I solved this problem in another forum, some time ago, but I can't find my solution. I'll have another look and see if I can figure out something.

Last edited: Aug 19, 2005
7. Aug 19, 2005

### bomba923

From reading your previous post, it seemed that you saw h = 0 as a problem...a problem when dividing by $cos {2\theta}$ when solving ${dx}/{d\theta} = 0$ for for $$\theta$$. Would it be this step that invalidates my original formula for the $$\theta$$ ?
In some other forum (non-PF)...or just in another section of PF?
Can you remember some phrases/quotes, that I may google-search for it?

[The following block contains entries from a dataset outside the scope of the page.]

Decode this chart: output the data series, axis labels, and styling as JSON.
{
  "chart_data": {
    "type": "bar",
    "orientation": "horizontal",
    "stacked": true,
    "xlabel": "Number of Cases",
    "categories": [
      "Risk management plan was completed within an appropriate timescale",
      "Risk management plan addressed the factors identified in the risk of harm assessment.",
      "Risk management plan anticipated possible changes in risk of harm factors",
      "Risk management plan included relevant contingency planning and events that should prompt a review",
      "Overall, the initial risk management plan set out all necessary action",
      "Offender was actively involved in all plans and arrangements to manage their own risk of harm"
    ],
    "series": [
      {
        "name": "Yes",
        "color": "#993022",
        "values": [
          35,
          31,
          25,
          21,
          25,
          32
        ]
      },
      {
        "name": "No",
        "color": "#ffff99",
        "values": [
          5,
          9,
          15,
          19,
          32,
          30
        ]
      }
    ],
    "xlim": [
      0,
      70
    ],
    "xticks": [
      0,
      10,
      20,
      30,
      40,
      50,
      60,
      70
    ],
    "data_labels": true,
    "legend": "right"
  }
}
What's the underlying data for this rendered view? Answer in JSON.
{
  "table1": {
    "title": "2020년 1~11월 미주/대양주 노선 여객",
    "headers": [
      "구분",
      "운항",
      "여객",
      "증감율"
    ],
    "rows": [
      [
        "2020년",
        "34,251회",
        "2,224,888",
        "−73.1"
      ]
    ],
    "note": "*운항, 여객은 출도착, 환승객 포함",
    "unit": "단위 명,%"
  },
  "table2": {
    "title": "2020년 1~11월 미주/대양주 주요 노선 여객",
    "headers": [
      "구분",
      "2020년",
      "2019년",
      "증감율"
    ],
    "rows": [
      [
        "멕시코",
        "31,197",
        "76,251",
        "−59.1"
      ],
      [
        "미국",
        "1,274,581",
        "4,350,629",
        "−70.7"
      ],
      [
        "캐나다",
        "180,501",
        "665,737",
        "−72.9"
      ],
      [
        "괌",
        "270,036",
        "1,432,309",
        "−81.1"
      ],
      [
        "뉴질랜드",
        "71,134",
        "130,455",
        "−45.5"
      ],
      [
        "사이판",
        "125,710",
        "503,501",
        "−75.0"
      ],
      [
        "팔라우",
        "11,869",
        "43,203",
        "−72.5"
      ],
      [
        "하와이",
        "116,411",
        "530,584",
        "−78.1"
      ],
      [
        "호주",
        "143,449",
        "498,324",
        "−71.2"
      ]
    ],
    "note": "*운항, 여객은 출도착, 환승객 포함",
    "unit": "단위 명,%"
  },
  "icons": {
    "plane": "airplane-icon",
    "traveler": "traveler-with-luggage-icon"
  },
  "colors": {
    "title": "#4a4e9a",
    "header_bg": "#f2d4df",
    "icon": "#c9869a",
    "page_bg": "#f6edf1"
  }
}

Aside from that, how fares the calculator solution?
$$\theta = \cos ^{ - 1} \left[ {\frac{{\sqrt {2\left( {2gh + v_0^4 } \right)} }}{{2\sqrt {gh + v_0^4 } }}} \right]$$
Not sure how this was derived...but it appears to work:
@h=0, $\theta = {\pi}/{4}$, and ${d\theta}/{dh} < 0$ as expected.

8. Aug 19, 2005

### Fermat

This can be a problem, but as a problem can be circumvented by taking out $$cos2\theta$$ as a factor, which can be equated it to zero as a solution of the expression. This would give you $$\theta = \pi/4$$ as one solution! So now I don't think that's the problem.
It's from TSR maths forum, but I've already searched for it with no luck. I'm sorry but I can't remember any significant details - but it was the exact same problem. Fiinding the optimum angle for shooting off a cliff/hill top.
Still working on it. But there's a problem in the expression you gave. gh and $$v_0^4$$ should have the same units. Shouldn't it be $$v_0^2$$

9. Aug 19, 2005

### Fermat

Worked throught the problem again, and as answer got,

$$cos2\theta = \frac{gh}{gh + v_0^2}$$

which, in effect, is the same the one you got,

$$\theta = \cos ^{ - 1} \left[ {\frac{{\sqrt {2\left( {2gh + v_0^4 } \right)} }}{{2\sqrt {gh + v_0^4 } }}} \right]$$

(once you chage the $$v_0^4$$ to $$v_0^2$$)

Found your error - it was just a wrong sign!

The final term $$+ \; 2v_0^{ - 1} gh$$ should be $$- \; 2v_0^{ - 1} gh$$

If you work through from there on, you should end up with the expression I got, which you can simplify to the one from your friend with the calculator.